I’d like to focus on the 3rd fear –the fear to speak up to someone. This is a basic fear but powerful if we allow it.
- This fear breeds bullies. Bullies thrive because, in our silence and surrender, we allow them to continue to overpower us. I am aware that there are so many other angles and levels in bullying, but the fear of speaking up to someone intentionally hurtful is at the base of it. I know because at one point I was bullied too.
- This fear nurtures hatefulness. Bottled up feelings and the regrets of “I should have said that.” are eventually vented, sometimes unconsciously, in hateful words and negative behaviors.

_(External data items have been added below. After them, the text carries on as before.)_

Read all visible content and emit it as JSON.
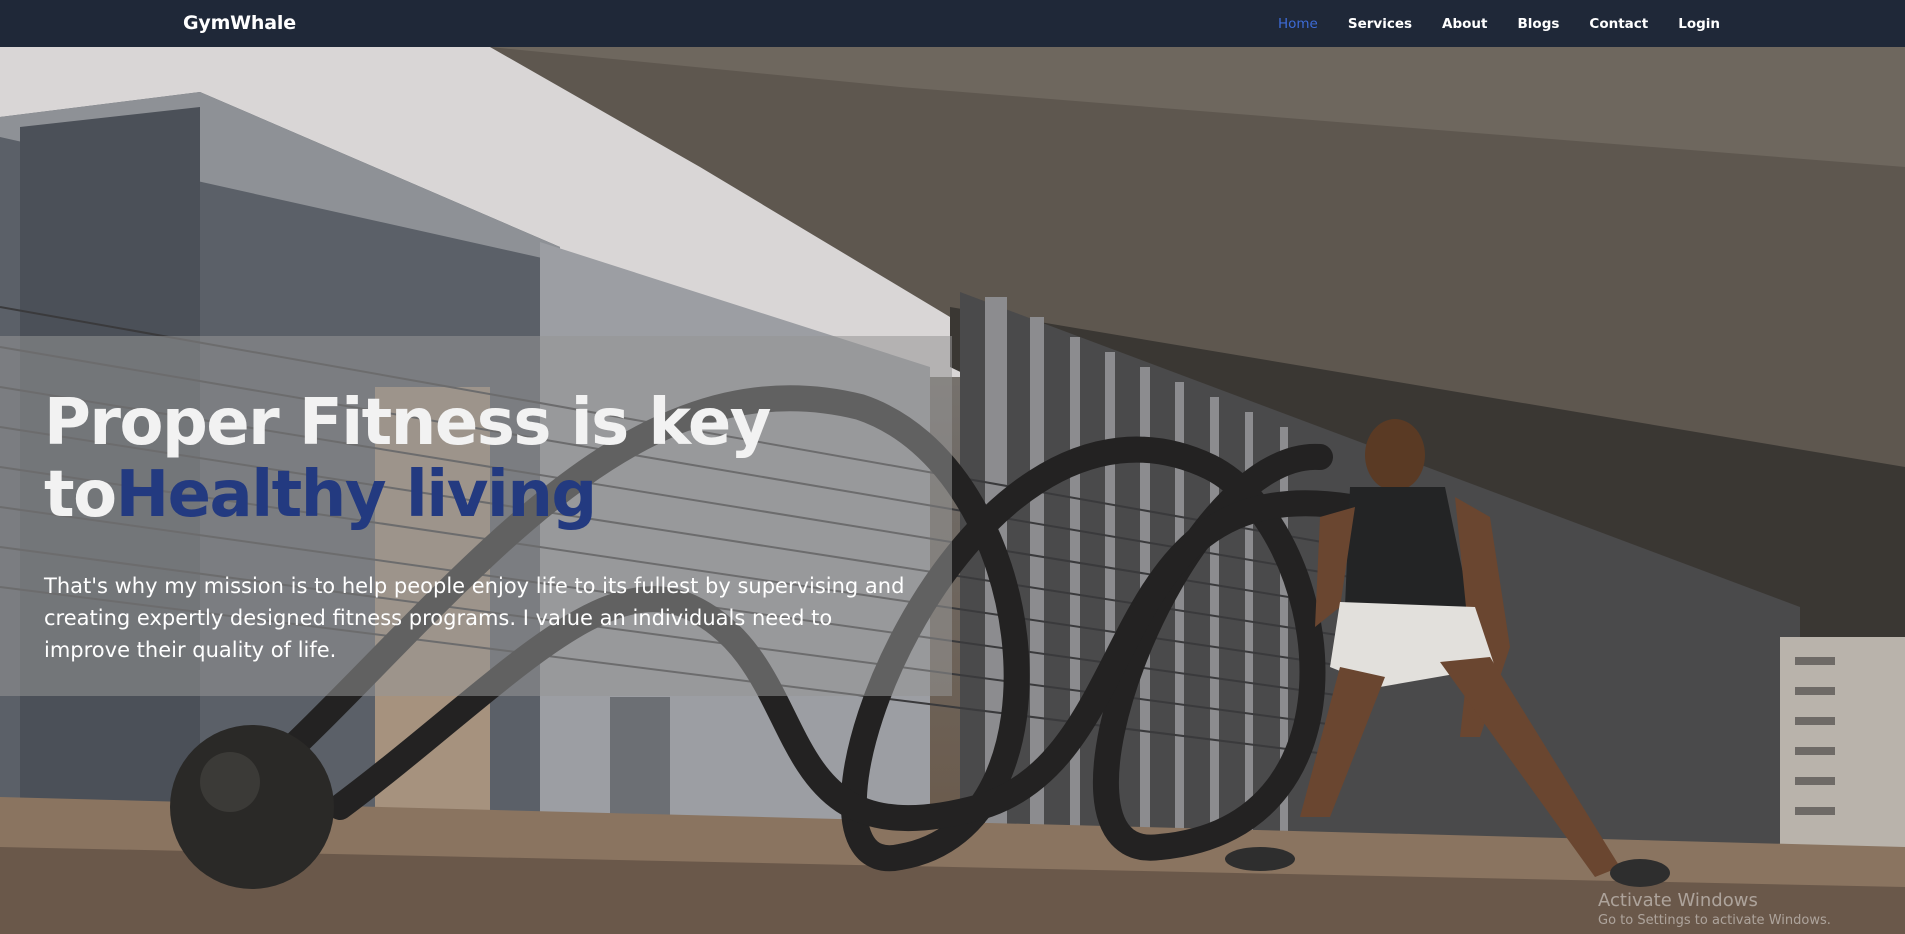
{
  "navbar": {
    "brand": "GymWhale",
    "links": [
      {
        "label": "Home",
        "active": true
      },
      {
        "label": "Services"
      },
      {
        "label": "About"
      },
      {
        "label": "Blogs"
      },
      {
        "label": "Contact"
      },
      {
        "label": "Login"
      }
    ]
  },
  "hero": {
    "headline_line1": "Proper Fitness is key",
    "headline_line2_prefix": "to",
    "headline_line2_accent": "Healthy living",
    "description": "That's why my mission is to help people enjoy life to its fullest by supervising and creating expertly designed fitness programs. I value an individuals need to improve their quality of life."
  },
  "watermark": {
    "title": "Activate Windows",
    "subtitle": "Go to Settings to activate Windows."
  },
  "colors": {
    "navbar_bg": "#1f2838",
    "active_link": "#3d6bd6",
    "accent_text": "#233a80"
  }
}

- This fear destroys relationships. How many times have we ended a friendship or disconnected a family tie all because we couldn’t say what we wanted to say right at the beginning? These “non-confrontational” acts, we justify by claiming it’s because we are peace-loving people and we don’t want to make a big deal of something or we don’t want to shake up a good relationship or the other person didn’t mean to offend. Avoiding confrontations does not necessarily eliminate resentments. When we don’t speak up to a friend about how he/she has hurt us, we become resentful deep inside. Until one day, we just walk away. And we never even gave the other person a chance.
Like Maria, I have learned that one way to work on this fear is preventive preparation. Sometimes, we just don’t speak up because we are not prepared. Over the years of replaying scenes in my head, I have learned to practice my lines until I didn’t have to. If someone says such-and-such, I will respond with this and this. Believe me, this ‘preparedness’ has saved me from a lot of regrets and repressed resentments. I learned that such open communication makes for authentic relationships, and happier friendships.
Thank you, Maria, for sharing your story.